Un film sobrio e rigoroso che, al contrario delle attese, non indulge negli eccessi del Vate – senza peraltro tacerli o negarli – né nell’eccentricità del Vittoriale. Piuttosto si sforza di restituire il clima crepuscolare che accompagna l’ultima fase della vita di d’Annunzio, testimonia il regime fascista “trionfante” e annuncia l’ormai prossima tragedia della guerra. Non a caso i colori adottati hanno toni scuri (seppia, grigio, blu, verde intenso), la sceneggiatura e la stessa scenografia mostrano un impianto teatrale, i dialoghi utilizzano spesso testi autenticamente dannunziani.

Il Vate, interpretato da un Sergio Castellitto attento e misurato, pur non rinnegando la sua natura narcisista e trasgressiva, appare soprattutto un critico severo delle scelte di Mussolini e un appassionato antagonista della disastrosa alleanza con il Fuhrer. Interessante anche la ricostruzione della “corte” del Vittoriale, equamente divisa tra amici sinceri, adulatori interessati e spie prezzolate. Naturalmente spicca il ruolo del federale Comini, voce narrante dell’intero film, ben interpretato da Francesco Patanè, continuamente in tensione tra la missione affidata e la crescente ammirazione per un personaggio che, passo dopo passo, si dimostra essere non tanto un affabulatore quanto, piuttosto, un uomo ricco di intelligenza e irresistibile fascino.

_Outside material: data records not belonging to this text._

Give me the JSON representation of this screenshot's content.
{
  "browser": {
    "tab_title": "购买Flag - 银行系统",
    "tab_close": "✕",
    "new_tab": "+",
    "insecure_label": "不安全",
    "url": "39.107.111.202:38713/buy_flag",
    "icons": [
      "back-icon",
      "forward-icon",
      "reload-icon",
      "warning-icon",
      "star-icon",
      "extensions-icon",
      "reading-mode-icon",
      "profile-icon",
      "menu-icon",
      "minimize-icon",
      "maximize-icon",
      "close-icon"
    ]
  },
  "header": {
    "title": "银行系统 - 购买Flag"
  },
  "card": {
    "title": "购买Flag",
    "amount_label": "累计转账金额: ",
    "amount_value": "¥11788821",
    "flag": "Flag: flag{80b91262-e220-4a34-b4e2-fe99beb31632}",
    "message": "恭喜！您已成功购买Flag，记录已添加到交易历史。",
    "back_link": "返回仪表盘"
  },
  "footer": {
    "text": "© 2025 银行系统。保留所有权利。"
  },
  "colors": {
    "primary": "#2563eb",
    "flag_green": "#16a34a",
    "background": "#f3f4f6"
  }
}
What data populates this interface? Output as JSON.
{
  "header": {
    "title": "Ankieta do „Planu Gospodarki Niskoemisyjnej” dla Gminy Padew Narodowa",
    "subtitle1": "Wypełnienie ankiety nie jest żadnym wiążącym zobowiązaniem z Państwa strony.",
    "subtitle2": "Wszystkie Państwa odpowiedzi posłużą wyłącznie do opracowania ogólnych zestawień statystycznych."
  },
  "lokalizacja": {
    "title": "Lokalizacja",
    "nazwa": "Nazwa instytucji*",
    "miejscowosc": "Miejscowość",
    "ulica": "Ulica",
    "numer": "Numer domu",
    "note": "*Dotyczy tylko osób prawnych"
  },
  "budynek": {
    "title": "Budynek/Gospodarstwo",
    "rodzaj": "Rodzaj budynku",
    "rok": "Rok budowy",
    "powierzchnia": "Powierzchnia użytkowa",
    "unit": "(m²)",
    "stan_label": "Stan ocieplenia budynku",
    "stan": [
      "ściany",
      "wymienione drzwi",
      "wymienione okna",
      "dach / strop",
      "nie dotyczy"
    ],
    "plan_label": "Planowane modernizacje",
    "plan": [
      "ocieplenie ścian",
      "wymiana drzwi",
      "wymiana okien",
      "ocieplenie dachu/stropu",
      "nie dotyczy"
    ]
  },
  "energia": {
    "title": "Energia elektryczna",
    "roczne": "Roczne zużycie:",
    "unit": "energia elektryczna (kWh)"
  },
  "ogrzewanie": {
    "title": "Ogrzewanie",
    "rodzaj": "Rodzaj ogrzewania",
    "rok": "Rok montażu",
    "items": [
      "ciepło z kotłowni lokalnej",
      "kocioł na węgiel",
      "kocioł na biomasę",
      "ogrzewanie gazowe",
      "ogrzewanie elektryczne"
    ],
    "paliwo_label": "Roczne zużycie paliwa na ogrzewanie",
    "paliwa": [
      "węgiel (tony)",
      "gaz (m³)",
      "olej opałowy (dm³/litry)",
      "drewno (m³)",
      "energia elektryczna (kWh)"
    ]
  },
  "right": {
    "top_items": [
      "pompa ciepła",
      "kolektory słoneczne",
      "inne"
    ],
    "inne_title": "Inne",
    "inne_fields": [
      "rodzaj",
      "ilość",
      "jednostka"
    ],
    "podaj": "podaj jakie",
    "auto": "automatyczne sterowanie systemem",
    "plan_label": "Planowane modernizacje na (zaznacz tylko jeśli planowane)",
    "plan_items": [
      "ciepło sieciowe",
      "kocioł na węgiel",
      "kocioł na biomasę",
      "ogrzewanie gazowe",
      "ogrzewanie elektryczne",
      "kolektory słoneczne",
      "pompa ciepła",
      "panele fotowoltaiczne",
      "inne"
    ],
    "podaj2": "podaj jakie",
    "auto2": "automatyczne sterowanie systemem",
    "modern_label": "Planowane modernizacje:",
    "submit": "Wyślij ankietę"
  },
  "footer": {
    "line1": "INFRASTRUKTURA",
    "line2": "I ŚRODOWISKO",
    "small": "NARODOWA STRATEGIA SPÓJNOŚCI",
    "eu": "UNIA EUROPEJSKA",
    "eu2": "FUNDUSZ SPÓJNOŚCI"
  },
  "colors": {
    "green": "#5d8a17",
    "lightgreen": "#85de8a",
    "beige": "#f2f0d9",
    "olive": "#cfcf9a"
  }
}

Il cattivo poeta senza dubbio racconta una pagina di storia poco frequentata ma riesce a fare molto di più. La vicenda dannunziana diventa metafora della cupezza del potere, degli intrighi e dei raggiri che “occupano” ogni regime, della stupidità della catena di comando, ma anche della libertà, del pensiero critico, della passione politica che non si lasciano ingabbiare nell’ossequio al capo e nell’obbedienza cieca all’ordine costituito. Così la vicenda narrata dimostra una indiscutibile attualità.